Ich nehme aber erst einmal jeden Klienten ernst und versuche auf wirklich jede Frage auch eine Antwort zu geben, und sei sie nur kurz.
Wenn es um sehr spezifische medizinische Fragen zu einzelnen sexuell übertragbaren Krankheiten geht, muss ich manchmal dann doch passen. Da empfehle ich dann eine Fachberatung und gebe dazu die entsprechende Telefonnummern weiter.

 

Chatten kann man theoretisch an fast jedem beliebigen Ort. Wo richtet ihr euch gewöhnlich für eure Chats ein? 

Porträt von Torben
Torben Schultes (40) ist seit acht Jahren Mitarbeiter der AIDS-Hilfe Nürnberg-Erlangen-Fürth (Foto: privat)

Torben: Ich sitze am Schreibtisch und mache dann auch nichts anderes nebenbei. Ich finde, dass ein Klient – ganz gleich in welcher Form er die Beratung sucht ­– auch immer meine volle Aufmerksamkeit verdient und dass ich mich ganz auf dieses Gespräch konzentriere.

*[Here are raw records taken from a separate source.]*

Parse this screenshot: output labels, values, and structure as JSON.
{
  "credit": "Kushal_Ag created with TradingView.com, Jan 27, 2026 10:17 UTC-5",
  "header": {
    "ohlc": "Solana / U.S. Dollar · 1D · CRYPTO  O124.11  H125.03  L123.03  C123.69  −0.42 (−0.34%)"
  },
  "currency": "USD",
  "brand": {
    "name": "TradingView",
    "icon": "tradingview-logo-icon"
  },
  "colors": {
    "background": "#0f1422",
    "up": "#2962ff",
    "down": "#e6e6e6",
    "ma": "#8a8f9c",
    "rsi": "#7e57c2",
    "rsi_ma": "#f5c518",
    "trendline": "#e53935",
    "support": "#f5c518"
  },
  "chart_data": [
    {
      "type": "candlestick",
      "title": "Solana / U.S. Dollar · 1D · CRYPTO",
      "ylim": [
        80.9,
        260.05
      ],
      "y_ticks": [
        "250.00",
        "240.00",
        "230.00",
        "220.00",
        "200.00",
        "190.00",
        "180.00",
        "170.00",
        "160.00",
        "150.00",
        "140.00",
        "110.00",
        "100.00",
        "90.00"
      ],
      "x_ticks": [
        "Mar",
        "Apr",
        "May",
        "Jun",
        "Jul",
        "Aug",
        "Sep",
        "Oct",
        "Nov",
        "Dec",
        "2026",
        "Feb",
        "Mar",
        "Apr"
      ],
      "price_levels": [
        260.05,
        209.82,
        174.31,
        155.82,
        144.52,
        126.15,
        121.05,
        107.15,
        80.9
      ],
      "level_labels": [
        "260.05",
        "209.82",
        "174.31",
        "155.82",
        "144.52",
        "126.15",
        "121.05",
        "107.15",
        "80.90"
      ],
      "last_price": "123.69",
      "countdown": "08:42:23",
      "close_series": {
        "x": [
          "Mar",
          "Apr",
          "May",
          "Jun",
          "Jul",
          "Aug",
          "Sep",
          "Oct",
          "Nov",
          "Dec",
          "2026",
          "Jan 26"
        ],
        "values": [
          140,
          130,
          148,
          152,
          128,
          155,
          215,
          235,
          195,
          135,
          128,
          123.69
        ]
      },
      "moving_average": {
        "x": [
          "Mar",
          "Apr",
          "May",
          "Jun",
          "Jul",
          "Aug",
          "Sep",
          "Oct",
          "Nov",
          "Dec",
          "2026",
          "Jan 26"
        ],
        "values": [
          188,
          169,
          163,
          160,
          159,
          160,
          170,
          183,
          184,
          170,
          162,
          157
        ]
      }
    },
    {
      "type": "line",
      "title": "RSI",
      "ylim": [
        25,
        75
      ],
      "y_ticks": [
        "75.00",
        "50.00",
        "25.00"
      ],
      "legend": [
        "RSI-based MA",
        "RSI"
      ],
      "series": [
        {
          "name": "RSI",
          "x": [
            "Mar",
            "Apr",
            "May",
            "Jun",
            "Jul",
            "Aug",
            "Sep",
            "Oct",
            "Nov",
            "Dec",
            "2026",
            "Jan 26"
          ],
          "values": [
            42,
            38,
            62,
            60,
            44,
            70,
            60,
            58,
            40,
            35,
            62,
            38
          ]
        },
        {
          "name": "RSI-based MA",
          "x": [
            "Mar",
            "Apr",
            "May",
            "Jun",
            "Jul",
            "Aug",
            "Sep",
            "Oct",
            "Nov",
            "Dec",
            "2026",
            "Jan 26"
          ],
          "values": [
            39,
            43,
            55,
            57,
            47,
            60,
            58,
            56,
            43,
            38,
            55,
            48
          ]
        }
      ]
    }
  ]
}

Steve: Wenn ich für den Health Support arbeite, sitze ich in der Regel am Computer im Büro. Ich habe aber auch schon von zu Hause aus am Tablet die eingehenden Fragen beantwortet. Das geht auch gut und hat den Vorteil, dass man es sich ein bisschen bequemer machen kann.

Guillaume: In 90 Prozent der Fälle erreichen mich die Klienten am Schreibtisch in meinem Büro. Meine Schichten fallen normalerweise mit meinen Beratungsstunden in der AIDS-Hilfe Potsdam zusammen, deshalb bin ich dann bereits im Beratungs-Modus – mit dem kleinen Unterschied, dass ich dann nicht von Angesicht zu Angesicht, sondern übers Internet Fragen beantworte.

Der Live-Chat für Fragen rund um die Gesundheit von Männern, die Sex mit Männern haben, ist täglich von 17 bis 20 Uhr auf www.health-support.de erreichbar.